Naturally, these firms – among which the largest monetary contributions come from the German companies Bayer and BASF – wanted to do this all secretly, but their dastardly deeds have now been exposed by the Climate Action Network (CAN), a international umbrella-organization encompassing around 500 climate/ecology NGOs, whose researchers took the trouble simply to read the mid-October report from the US Federal Election Commission that details which candidates got how much money from whom, and then to do a little arithmetic. The CAN report even pins the blame for the failure of the COP15 climate summit last December in Copenhagen on a reluctance for any accord on the part of President Obama and his administration that supposedly had been cultivated by these underhanded lobbying efforts.
That last assertion, of course, is rather doubtful; I’ll need much further proof than that before I’ll start believing that Obama was, in effect, on the take at that Copenhagen summit. Beyond that, though, these CAN charges as publicized by the AFP ultimately fall rather flat under any sort of closer examination. For starters, that alleged amount of $306,000 in combined campaign contributions to four Senators in 2010 (an average of $76,500 per Senator) is rather low on the Washington political-contribution scale. It’s highly doubtful that they really got much in exchange for that amount, besides maybe a brief visit to the lawmaker’s Capitol Hill office, a post-on-your-wall photo shaking hands with the politico, and maybe a set of state-seal-embossed ink-pens. (Admittedly, there’s no mention in the article of the amounts they may have paid in previous years.)

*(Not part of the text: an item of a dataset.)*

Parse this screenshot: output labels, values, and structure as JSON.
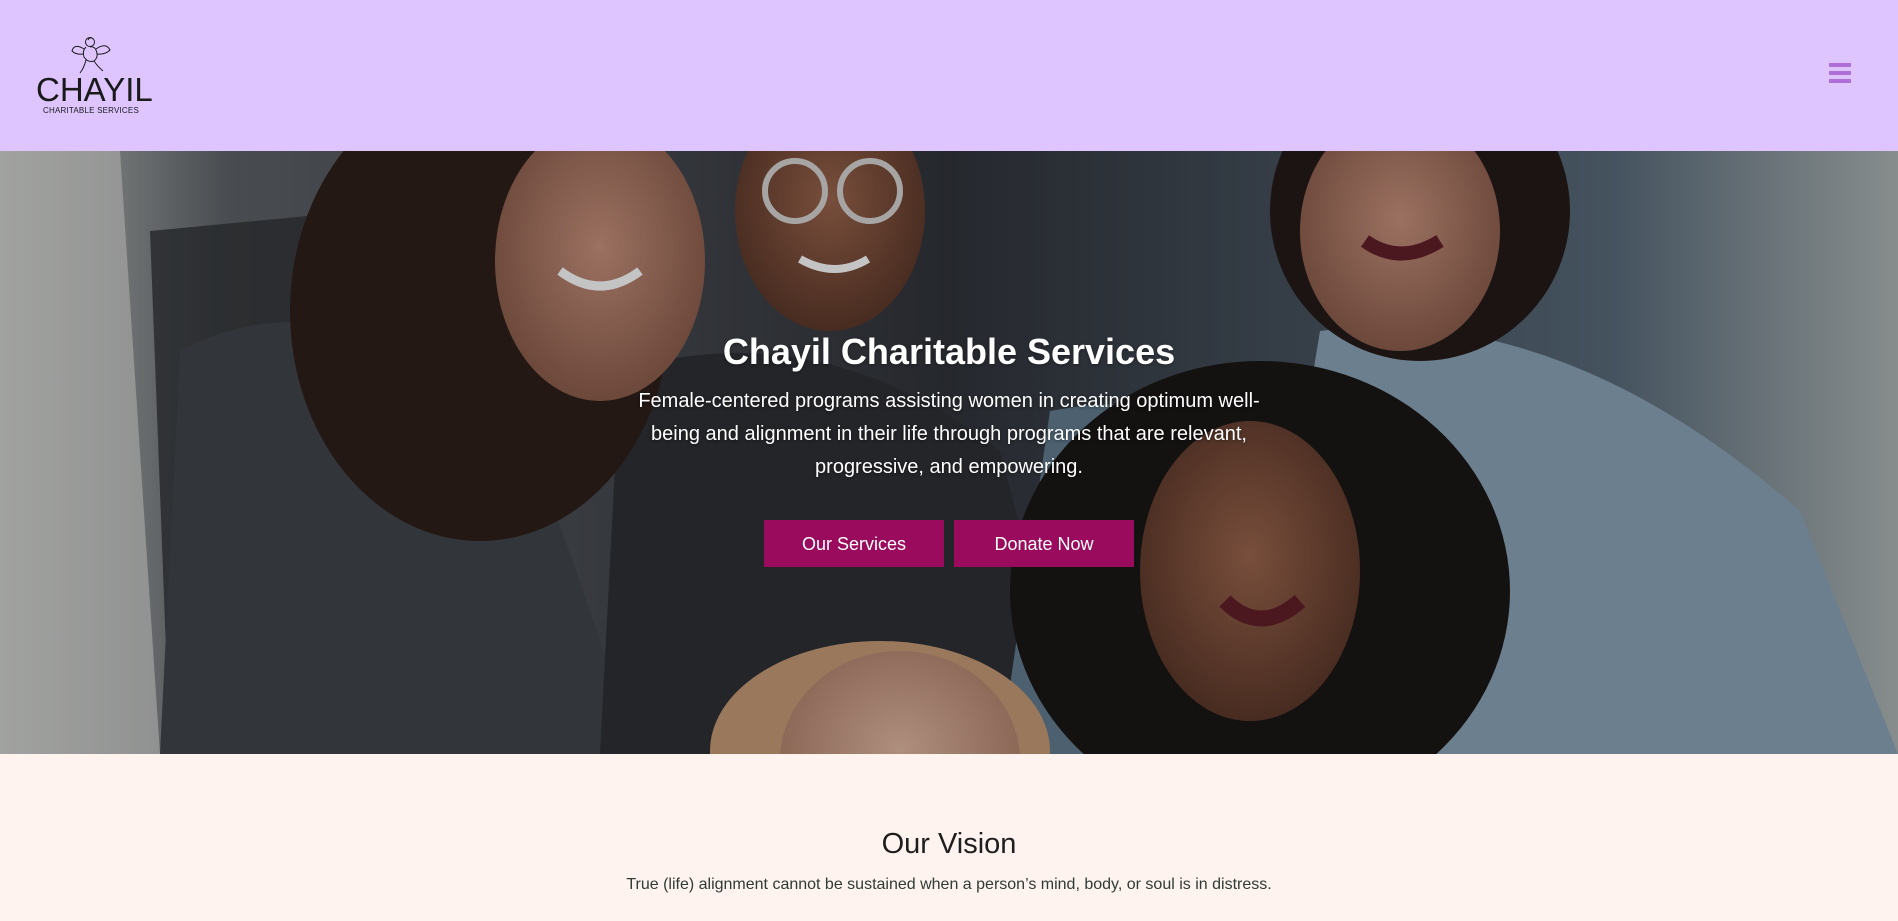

Secondly, it’s clear that the lobbyists in the employ of these European companies are behind the times, that they have not kept up with the new political rules resulting from last January’s Supreme Court decision in the Citizens United case that declared corporations equivalent to private persons when it comes to political speech, and thereby enabled unlimited and anonymous contributions to political campaigns – if not directly to candidates, then to “independent” political advocacy organizations ready to spend money and advertise on specific candidates’ behalf. The European companies could have given as much as they wanted to their favorite US senators, albeit indirectly, and would never have had to worry about anyone from the general public (European or American) hearing about it, if they only had been better-advised. For heavens’ sake, gentlemen, call Karl Rove!
The impact these CAN revelations should ultimately have is therefore much like watching a youngster steal from the Church collection-plate: it’s a trivial offense in itself, but does indicate in the perpetrator the sort of crooked disposition and intent that definitely bear further monitoring.
UPDATE: Look, Europolluters, let me help you out – or rather let former IMF chief economist Simon Johnson do so (in Foreign Money, National Security, and the Midterm Elections). He’s writing here about the Citizens United decision, of course; here are some extracts to give you a flavor:
We have effectively enfranchised foreigners in US elections. This is clearly and absolutely not what the drafters of the Constitutions [sic] had in mind. . . . And however you prefer to define our legitimate national security interests, how are they consistent with letting foreign citizens influence or even determine the outcome of our elections?